How to enter a linear model with many factors

600 Views Asked by At

It may be a basic question, but I could not seem to find a solution anywhere. If we have a data frame with 100 factors (call them a1 to a100), how could a linear model be entered in R? I understand you could write

lm(y~ a1*...*a100)

but if the names are long, it would take a long time to write them all out. Is there a faster way? For example, by referencing columns or something similar? Somewhat related, if I get a data table with a column name that involves parentheses (e.g. y-max()), how could I enter that? It reads as a function in R, but it is not.

I apologize if this has already been asked, but I could not seem to find an answer.

Thank you all in advance

---Edit---

Thank you for the answers. However, if I did want higher-order interaction terms, how would I accomplish that? Would I need to write a script or is there a smarter way?

2

There are 2 best solutions below

0
On

if you want to include all others y~. is enough, but if you want some selected vars, lets say, var 2 to 50, 52-100. you can do something like this?

vars<-names(df)[c(2:50,52:101)] #or whatever..
covs<-paste(vars, collapse="+")
model<-paste("y~",covs)
df.lm<-lm(as.formula(model), data=df)
0
On

Many of these things should be possible to figure out by reading the Introduction to R manual that comes with R when you download it.

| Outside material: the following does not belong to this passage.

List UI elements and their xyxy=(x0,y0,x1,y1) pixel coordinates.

Generally, a factor with many levels is stored as a single variable:

treat <- c("control", "placebo", "placebo", "control", "drugA", "control", 
           "drugB", ...)

If so, you can just use lm(y~treat), and R will handle this for you. On the other hand, if you have a data frame with y and a1 through a100 only, then you can use lm(y~., my.data), and R will take care of that for you also.